According to plans drawn up by the university's governing council, the British undergraduates will lose out to foreign undergraduates paying the full cost of their degree courses and to postgraduates whose numbers would double to boost Oxford's income.
The plans, set out in strategy documents, would recast Oxford along with the lines of an American-style Ivy League university, concentrating on the lucrative post-graduate market.
Papers circulated to academics suggest that the number of home students should be cut from this September by one percentage point a year over the next five years to create more places for foreign undergraduates. This would take place within a freeze on the overall numbers of undergraduates while Oxford mounted an aggressive expansion of postgraduate provision.
According to a spokeswoman of the university, Oxford lost £ 2,600 on each of its home and European Union (EU) undergraduates every year.
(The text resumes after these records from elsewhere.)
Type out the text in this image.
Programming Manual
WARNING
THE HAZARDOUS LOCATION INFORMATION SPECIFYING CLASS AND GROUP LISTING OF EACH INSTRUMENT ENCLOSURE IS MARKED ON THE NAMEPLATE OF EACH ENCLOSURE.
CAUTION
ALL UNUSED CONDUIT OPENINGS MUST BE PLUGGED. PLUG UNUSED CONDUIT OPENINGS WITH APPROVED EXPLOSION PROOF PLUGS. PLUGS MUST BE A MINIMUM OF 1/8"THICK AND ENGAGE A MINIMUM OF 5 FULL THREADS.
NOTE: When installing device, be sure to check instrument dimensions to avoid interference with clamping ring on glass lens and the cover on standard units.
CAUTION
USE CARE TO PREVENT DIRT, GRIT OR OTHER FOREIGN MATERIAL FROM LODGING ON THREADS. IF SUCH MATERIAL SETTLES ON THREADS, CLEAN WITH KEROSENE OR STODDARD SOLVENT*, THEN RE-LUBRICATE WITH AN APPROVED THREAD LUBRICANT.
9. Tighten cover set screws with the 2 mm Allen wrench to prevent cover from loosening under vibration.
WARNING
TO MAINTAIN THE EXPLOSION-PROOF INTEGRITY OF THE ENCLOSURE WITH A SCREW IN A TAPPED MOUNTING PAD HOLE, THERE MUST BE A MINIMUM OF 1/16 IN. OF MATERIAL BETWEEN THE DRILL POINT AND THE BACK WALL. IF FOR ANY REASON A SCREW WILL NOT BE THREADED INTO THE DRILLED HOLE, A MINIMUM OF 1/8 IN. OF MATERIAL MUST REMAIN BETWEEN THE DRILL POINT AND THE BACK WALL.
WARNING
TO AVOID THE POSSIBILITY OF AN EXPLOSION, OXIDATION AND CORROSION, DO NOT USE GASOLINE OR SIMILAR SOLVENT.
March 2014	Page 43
EU students pay the same fees as those from Britain. The loss would still be £ 700 per year, even after the Government permitted annual tuition fees to rise to £ 3,000 from 2006.
Foreign students at Oxford pay between £ 8,170 and £ 20,000 a year for their degrees, plus annual college fees of about £ 4,000. Postgraduates pay the same amount, while British postgraduates are charged up to £ 2,940.
"Clearly, we don't lose on full-fee-paying students in the way that we lose on home and EU students," the spokeswoman said.
"From the profile of students applying to us, the quality of students from overseas is rising. We are not going to increase the total undergraduate numbers in a situation where this is a loss-making activity for us. If there are more able foreign undergraduates it will mean less places for home and EU students," she said.
Oxford has about 11,000 undergraduates at present, 90 per cent of whom are British. A cut of one percentage point a year would mean between 500 and 600 fewer home students being admitted by 2009.
According to the plans, Oxford expected to have "a large minority of undergraduates from outside the UK and the European Union" by 2020.